Hochzeitsschmuck und Ringe – Bedeutung und Beschaffenheit

In Beziehungen bedeutet das Tragen der Eheringe, Verlobungsringe, Partnerringe bzw. der Trauringe nach außen zu zeigen, dass man miteinander nun eng verwoben ist und zu dem Einen / der Einen gehört, da diese Ringe die gleiche Musterung bzw. das gleiche Aussehen haben. Diese äußeren Zeichen vermitteln dem Paar ein Gefühl der Zusammengehörigkeit, des Eins sein. Werden die Ringe, Trauringe, Eheringe, Verlobungsringe oder Partnerringe nicht mehr getragen oder nur von einem nicht mehr getragen, vermeint die Umwelt in den meisten Fällen zu wissen, dass dieses Paar nicht mehr zusammen gehört oder er bzw. sie einen anderen Weg eingeschlagen hat.

Das Material der Trauringe, Partnerringe, Eheringe, Verlobungsringe ist wie bei den normalen Ringen wahlweise aus Silber, Gold – hier wird unterschieden zwischen 333, 666 und 999er Gold, zwischen Rotgold und Weißgold, matt oder glänzende Optik -, Platin, Titan und manchmal auch Eisen. Viele Paare lieben ihre Ringe ganz schlicht ohne Schnickschnack drum herum. Andere Paare wiederum bevorzugen ihre Ringe mit hübschen Mustern versehen, manche Ringe sind zweifarbig und es gibt alles, was das Herz begehrt.
Manch junges Paar hat sich auch schon seine Trauringe, Eheringe, Verlobungsringe oder Partnerringe selber bei einem Goldschmied gemacht, was ihre Beziehung bzw. ihr Gefühl füreinander in ihren Augen noch inniger gemacht hat.

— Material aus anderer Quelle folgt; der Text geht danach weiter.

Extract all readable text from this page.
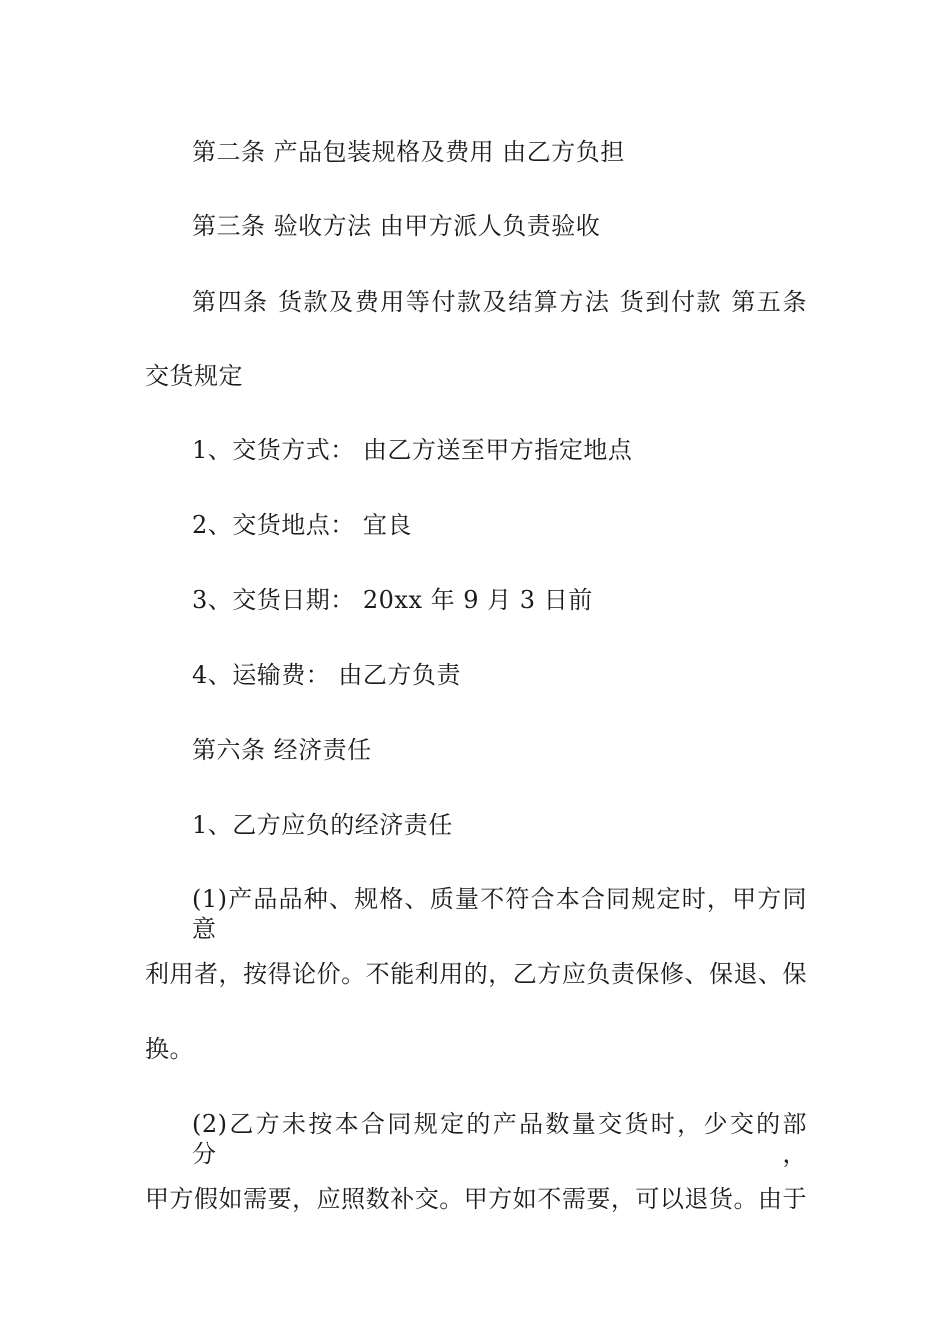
第二条 产品包装规格及费用 由乙方负担
第三条 验收方法 由甲方派人负责验收
第四条 货款及费用等付款及结算方法 货到付款 第五条
交货规定
1、交货方式： 由乙方送至甲方指定地点
2、交货地点： 宜良
3、交货日期： 20xx 年 9 月 3 日前
4、运输费： 由乙方负责
第六条 经济责任
1、乙方应负的经济责任
(1)产品品种、规格、质量不符合本合同规定时，甲方同意
利用者，按得论价。不能利用的，乙方应负责保修、保退、保
换。
(2)乙方未按本合同规定的产品数量交货时，少交的部分，
甲方假如需要，应照数补交。甲方如不需要，可以退货。由于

Hochzeitsschmuck generell ist kein Modeschmuck. Er ist heutzutage aus Gold, Silber, Platin oder Titan und manchmal auch aus Eisen. Vorherrschend ist beim Hochzeitsschmuck allerdings Gold und Silber und natürlich die jungfräulichen weißen Perlen, aber manchmal auch schwarze oder graue Perlen. Er wird fast nur von der Braut getragen und umfasst zum Beispiel ein Diadem, eine Halskette, ein Armband, Ohrringe bzw. Ohrstecker usw. Zusammen mit einem wunderschönen romantischen weißen Hochzeitskleid macht der Hochzeitsschmuck die Braut noch bezaubernder.

Fazit

Schmuck ist früher wie auch heute nicht aus dem Leben der Menschen weg zu denken. Der eine trägt viel davon, der andere nur wenig, aber lieben tun ihn alle. Auch der Tischschmuck zur Hochzeit wird immer beliebter und wird daher mit großer Sorgfallt ausgesucht.